Le tourisme à Cuba est lourdement pénalisé par les sanctions américaines et la pénurie de carburant: près de trois quarts des hôtels fermés.
Le secteur touristique cubain est aujourd’hui "presque totalement paralysé" par les sanctions américaines et les pénuries de carburant, a déclaré le Premier ministre Manuel Marrero, alors que près des trois quarts des hôtels sont désormais fermés.
En détaillant pour la première fois l’ampleur de la crise du tourisme, Marrero a indiqué que sept chaînes internationales, qui représentaient environ la moitié des chambres d’hôtel, avaient quitté l’île.
Le tourisme constituait la deuxième source de devises du pays et employait plus de 300 000 personnes avant l’aggravation de la crise cette année.
Aujourd’hui, les rues de la Vieille Havane, autrefois bondées de touristes en quête de soleil, de salsa et de cocktails au shaker, sont devenues calmes.
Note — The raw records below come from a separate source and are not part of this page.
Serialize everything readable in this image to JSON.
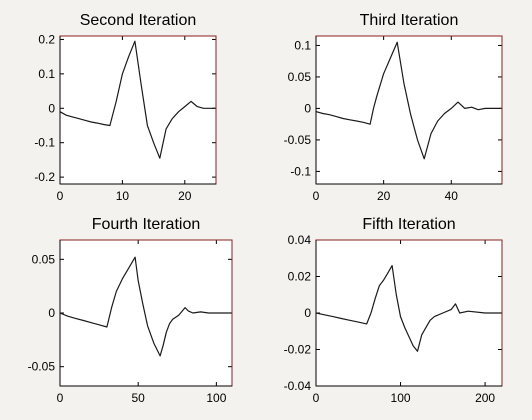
{
  "figure": {
    "background": "#f4f2ee",
    "axes_background": "#ffffff",
    "line_color": "#1a1a1a",
    "axes_color": "#000000",
    "frame_color": "#8a1f1f"
  },
  "chart_data": [
    {
      "type": "line",
      "title": "Second Iteration",
      "xlabel": "",
      "ylabel": "",
      "xlim": [
        0,
        25
      ],
      "ylim": [
        -0.22,
        0.21
      ],
      "xticks": [
        0,
        10,
        20
      ],
      "yticks": [
        -0.2,
        -0.1,
        0,
        0.1,
        0.2
      ],
      "ytick_labels": [
        "-0.2",
        "-0.1",
        "0",
        "0.1",
        "0.2"
      ],
      "grid": false,
      "series": [
        {
          "x": [
            0,
            1,
            2,
            3,
            4,
            5,
            6,
            7,
            8,
            9,
            10,
            11,
            12,
            13,
            14,
            15,
            16,
            17,
            18,
            19,
            20,
            21,
            22,
            23,
            24,
            25
          ],
          "values": [
            -0.01,
            -0.02,
            -0.025,
            -0.03,
            -0.035,
            -0.04,
            -0.043,
            -0.047,
            -0.05,
            0.02,
            0.1,
            0.15,
            0.195,
            0.07,
            -0.05,
            -0.1,
            -0.145,
            -0.06,
            -0.03,
            -0.01,
            0.005,
            0.02,
            0.005,
            0.0,
            0.0,
            0.0
          ]
        }
      ]
    },
    {
      "type": "line",
      "title": "Third Iteration",
      "xlabel": "",
      "ylabel": "",
      "xlim": [
        0,
        55
      ],
      "ylim": [
        -0.12,
        0.115
      ],
      "xticks": [
        0,
        20,
        40
      ],
      "yticks": [
        -0.1,
        -0.05,
        0,
        0.05,
        0.1
      ],
      "ytick_labels": [
        "-0.1",
        "-0.05",
        "0",
        "0.05",
        "0.1"
      ],
      "grid": false,
      "series": [
        {
          "x": [
            0,
            2,
            4,
            6,
            8,
            10,
            12,
            14,
            16,
            17,
            18,
            20,
            22,
            24,
            26,
            28,
            30,
            32,
            34,
            36,
            38,
            40,
            42,
            44,
            46,
            48,
            50,
            52,
            54,
            55
          ],
          "values": [
            -0.005,
            -0.008,
            -0.01,
            -0.013,
            -0.016,
            -0.018,
            -0.02,
            -0.022,
            -0.025,
            0.0,
            0.02,
            0.055,
            0.08,
            0.105,
            0.04,
            -0.01,
            -0.05,
            -0.08,
            -0.04,
            -0.02,
            -0.008,
            0.0,
            0.01,
            0.0,
            0.002,
            -0.002,
            0.0,
            0.0,
            0.0,
            0.0
          ]
        }
      ]
    },
    {
      "type": "line",
      "title": "Fourth Iteration",
      "xlabel": "",
      "ylabel": "",
      "xlim": [
        0,
        110
      ],
      "ylim": [
        -0.068,
        0.068
      ],
      "xticks": [
        0,
        50,
        100
      ],
      "yticks": [
        -0.05,
        0,
        0.05
      ],
      "ytick_labels": [
        "-0.05",
        "0",
        "0.05"
      ],
      "grid": false,
      "series": [
        {
          "x": [
            0,
            5,
            10,
            15,
            20,
            25,
            30,
            33,
            36,
            40,
            44,
            48,
            50,
            53,
            56,
            60,
            64,
            66,
            68,
            70,
            72,
            76,
            80,
            82,
            85,
            90,
            95,
            100,
            105,
            110
          ],
          "values": [
            0.0,
            -0.003,
            -0.005,
            -0.007,
            -0.009,
            -0.011,
            -0.013,
            0.005,
            0.02,
            0.032,
            0.042,
            0.052,
            0.03,
            0.008,
            -0.012,
            -0.028,
            -0.04,
            -0.03,
            -0.018,
            -0.01,
            -0.006,
            -0.002,
            0.005,
            0.002,
            0.0,
            0.001,
            0.0,
            0.0,
            0.0,
            0.0
          ]
        }
      ]
    },
    {
      "type": "line",
      "title": "Fifth Iteration",
      "xlabel": "",
      "ylabel": "",
      "xlim": [
        0,
        220
      ],
      "ylim": [
        -0.04,
        0.04
      ],
      "xticks": [
        0,
        100,
        200
      ],
      "yticks": [
        -0.04,
        -0.02,
        0,
        0.02,
        0.04
      ],
      "ytick_labels": [
        "-0.04",
        "-0.02",
        "0",
        "0.02",
        "0.04"
      ],
      "grid": false,
      "series": [
        {
          "x": [
            0,
            10,
            20,
            30,
            40,
            50,
            60,
            65,
            70,
            75,
            80,
            85,
            90,
            95,
            100,
            105,
            110,
            115,
            120,
            125,
            130,
            135,
            140,
            150,
            160,
            165,
            170,
            180,
            200,
            220
          ],
          "values": [
            0.0,
            -0.001,
            -0.002,
            -0.003,
            -0.004,
            -0.005,
            -0.006,
            0.0,
            0.008,
            0.015,
            0.018,
            0.022,
            0.026,
            0.01,
            -0.002,
            -0.008,
            -0.013,
            -0.018,
            -0.021,
            -0.012,
            -0.008,
            -0.004,
            -0.002,
            0.0,
            0.002,
            0.005,
            0.0,
            0.001,
            0.0,
            0.0
          ]
        }
      ]
    }
  ]
}
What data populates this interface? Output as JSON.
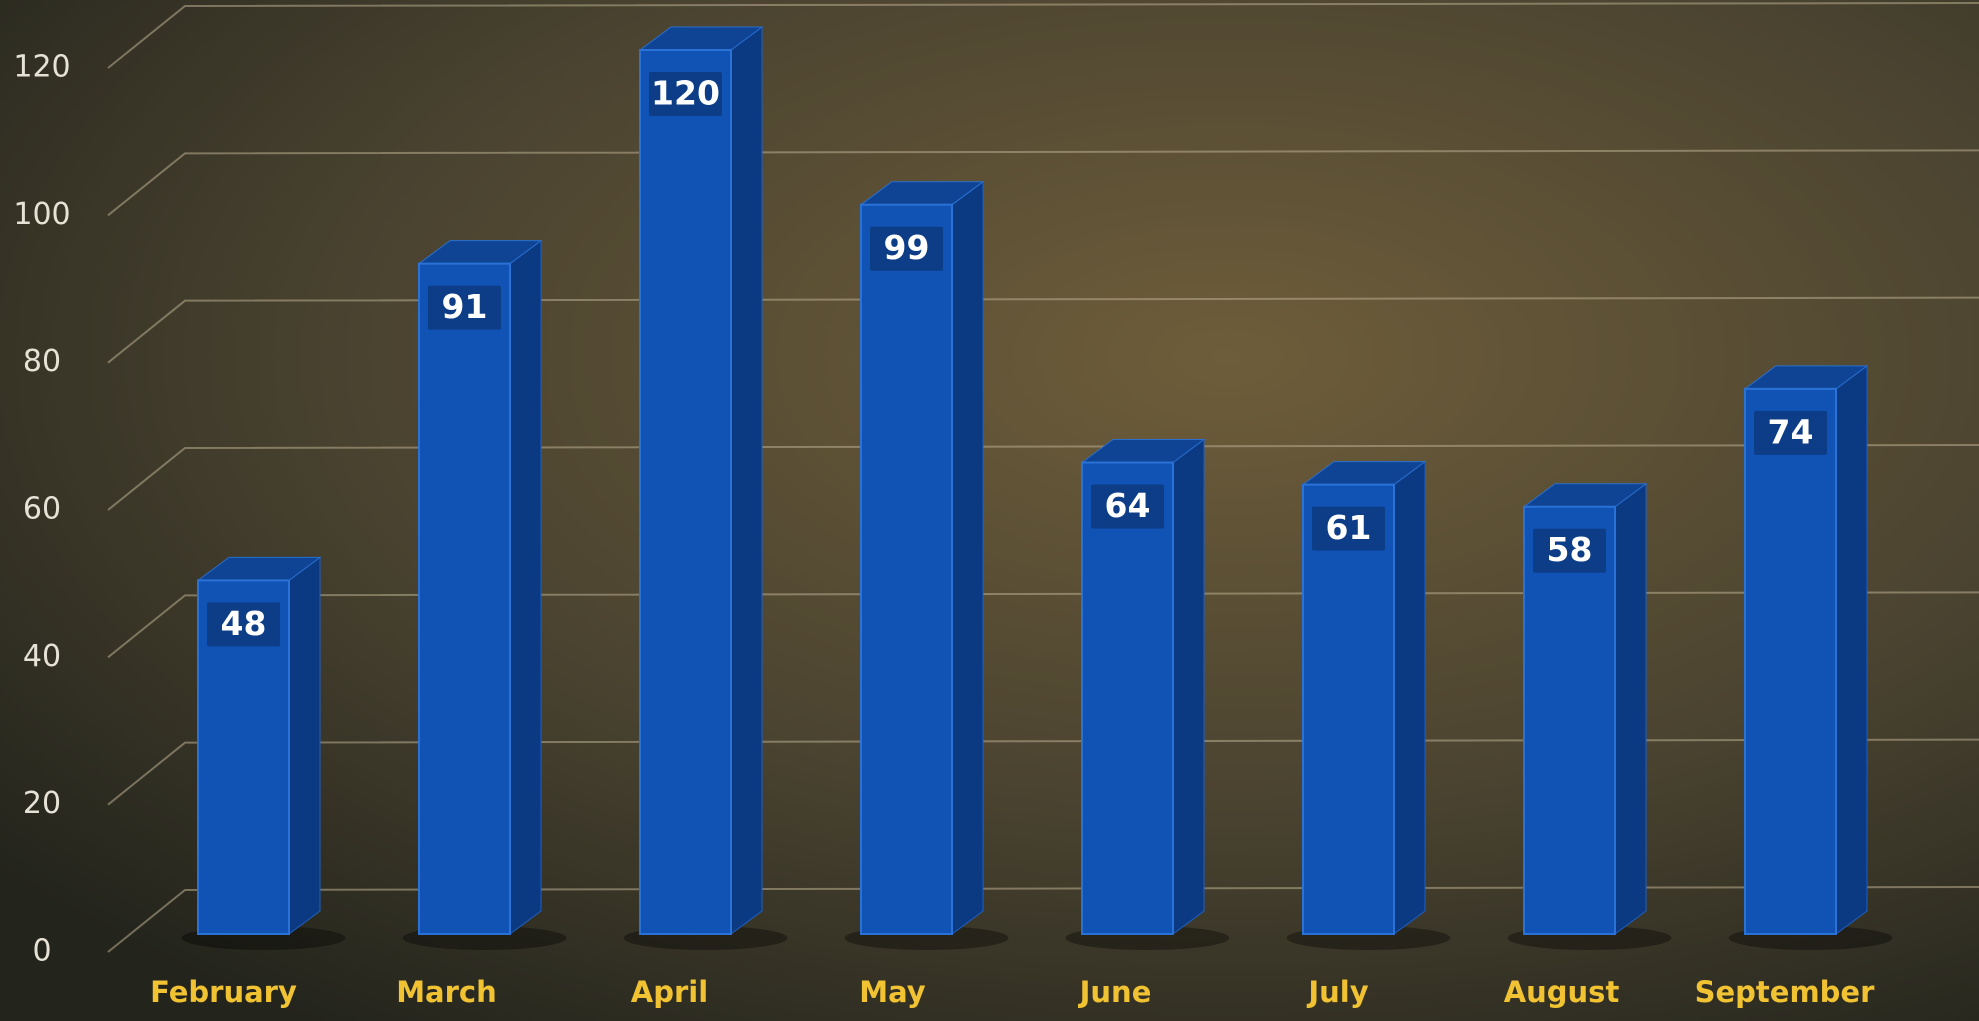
{
  "chart_data": {
    "type": "bar",
    "categories": [
      "February",
      "March",
      "April",
      "May",
      "June",
      "July",
      "August",
      "September"
    ],
    "values": [
      48,
      91,
      120,
      99,
      64,
      61,
      58,
      74
    ],
    "color": "#1153b5",
    "ylim": [
      0,
      120
    ],
    "yticks": [
      0,
      20,
      40,
      60,
      80,
      100,
      120
    ],
    "grid": true
  }
}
Quelque 73 % des hôtels ont fermé, a précisé Marrero, et environ 25 000 employés se trouvent dans une "situation vulnérable".
Après l’annonce par La Havane d’une pénurie de carburant aérien en février, des compagnies aériennes canadiennes, russes et européennes ont suspendu leurs vols vers l’île.
Les difficultés du secteur se sont accélérées après les sanctions imposées en mai par Washington contre le conglomérat GAESA, contrôlé par l’armée, poussant plusieurs opérateurs internationaux à mettre fin à leurs contrats de gestion hôtelière pour éviter des pénalités américaines.
La chute du tourisme en 2026 est "sévère", souligne le média CiberCuba (source en anglais). Entre janvier et juin 2026, Cuba n’a accueilli que 360 000 visiteurs internationaux, soit une baisse de 58 % par rapport à la même période l’année précédente.
Cette baisse fait suite à une année 2025 "déjà catastrophique" pour le secteur touristique cubain. L’an dernier, l’île n’a reçu que 1,81 million de touristes internationaux, "le pire chiffre depuis 2002 et bien en deçà de l’objectif officiel de 2,6 millions".
Des groupes hôteliers quittent Cuba après trois décennies
Sept chaînes hôtelières internationales ont désormais cessé leurs activités sur l’île, ce qui représente 46 % des chambres gérées sous ce modèle.
Même si les groupes espagnols Meliá et Iberostar continuaient d’exploiter des hôtels en partenariat avec le ministère cubain du Tourisme, Washington a élargi ses sanctions en juillet.
Meliá Hotels International a informé la Commission nationale espagnole du marché des valeurs mobilières (CNMV) qu’elle mettrait fin le 24 juillet à l’exploitation de ses 34 hôtels sur l’île, tandis qu’Iberostar et Barceló ont confirmé ne plus gérer d’hôtels dans le pays.
Cette décision vient achever un processus de retrait entamé en juin dernier et marque la fin de plus de trois décennies de présence dominante des principaux groupes espagnols dans le secteur touristique cubain, l’un des piliers de l’économie de l’île.
Meliá a expliqué que cette décision découle des difficultés opérationnelles, juridiques, économiques et financières qui affectent de manière persistante Cuba.